Serverless SQL in Synapse: query the Data Lake without infrastructure

João Barros 26 de September de 2024 1 min read

The Serverless SQL Pool in Azure Synapse Analytics is a query engine that lets you query files on Azure Data Lake Storage with standard T-SQL, without configuring infrastructure.
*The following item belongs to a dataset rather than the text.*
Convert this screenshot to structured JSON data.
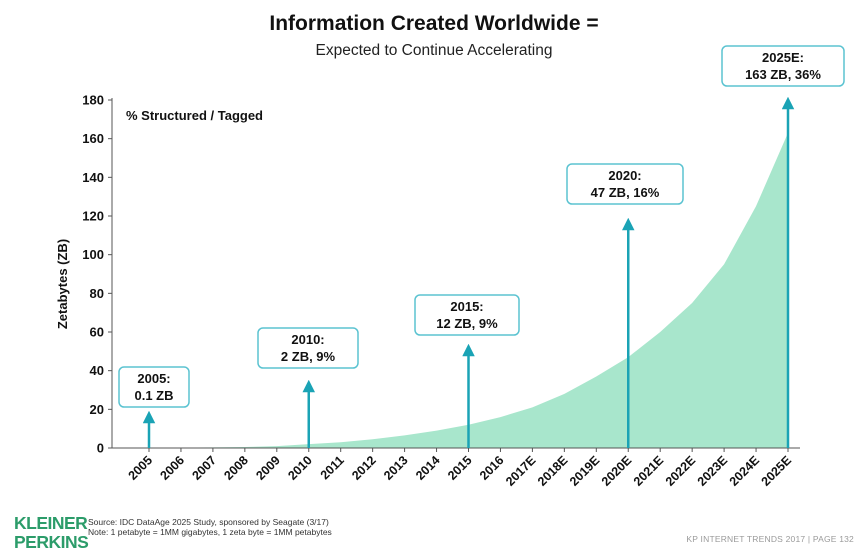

You only pay for the queries executed (TB processed).

Query Parquet directly

-- Read a Parquet file from ADLS
SELECT TOP 100 *
FROM OPENROWSET(
    BULK 'https://stadatalake.dfs.core.windows.net/silver/sales/**',
    FORMAT = 'PARQUET'
) AS [result];

-- With an explicit schema for better performance
SELECT *
FROM OPENROWSET(
    BULK 'https://stadatalake.dfs.core.windows.net/silver/sales/',
    FORMAT = 'PARQUET'
)
WITH (
    sale_date   DATE,
    customer_id INT,
    revenue     DECIMAL(18,2),
    country     VARCHAR(100)
) AS sales
WHERE sale_date >= '2024-01-01';

Create External Tables (persistent views over files)

-- Data source pointing to ADLS
CREATE EXTERNAL DATA SOURCE ds_silver
WITH (LOCATION = 'https://stadatalake.dfs.core.windows.net/silver');

-- Parquet format
CREATE EXTERNAL FILE FORMAT ff_parquet
WITH (FORMAT_TYPE = PARQUET, DATA_COMPRESSION = 'org.apache.hadoop.io.compress.SnappyCodec');

-- External table
CREATE EXTERNAL TABLE dbo.ext_sales (
    sale_date DATE, customer_id INT, revenue DECIMAL(18,2), country VARCHAR(100)
)
WITH (
    LOCATION = 'sales/',
    DATA_SOURCE = ds_silver,
    FILE_FORMAT = ff_parquet
);

-- Query it like a normal table
SELECT country, SUM(revenue) AS total
FROM dbo.ext_sales
WHERE sale_date >= '2024-01-01'
GROUP BY country
ORDER BY total DESC;

Access control with credentials

-- Access via the Synapse Managed Identity
CREATE DATABASE SCOPED CREDENTIAL synapse_msi
WITH IDENTITY = 'Managed Identity';

-- Use it in the data source
CREATE EXTERNAL DATA SOURCE ds_silver_secure
WITH (LOCATION = 'https://stadatalake.dfs.core.windows.net/silver',
      CREDENTIAL = synapse_msi);

Conclusion

The Serverless SQL Pool is ideal for ad-hoc Data Lake exploration, creating virtual data marts and exposing data to BI tools without moving it. The pay-per-query model makes it economical for occasional queries over large data volumes.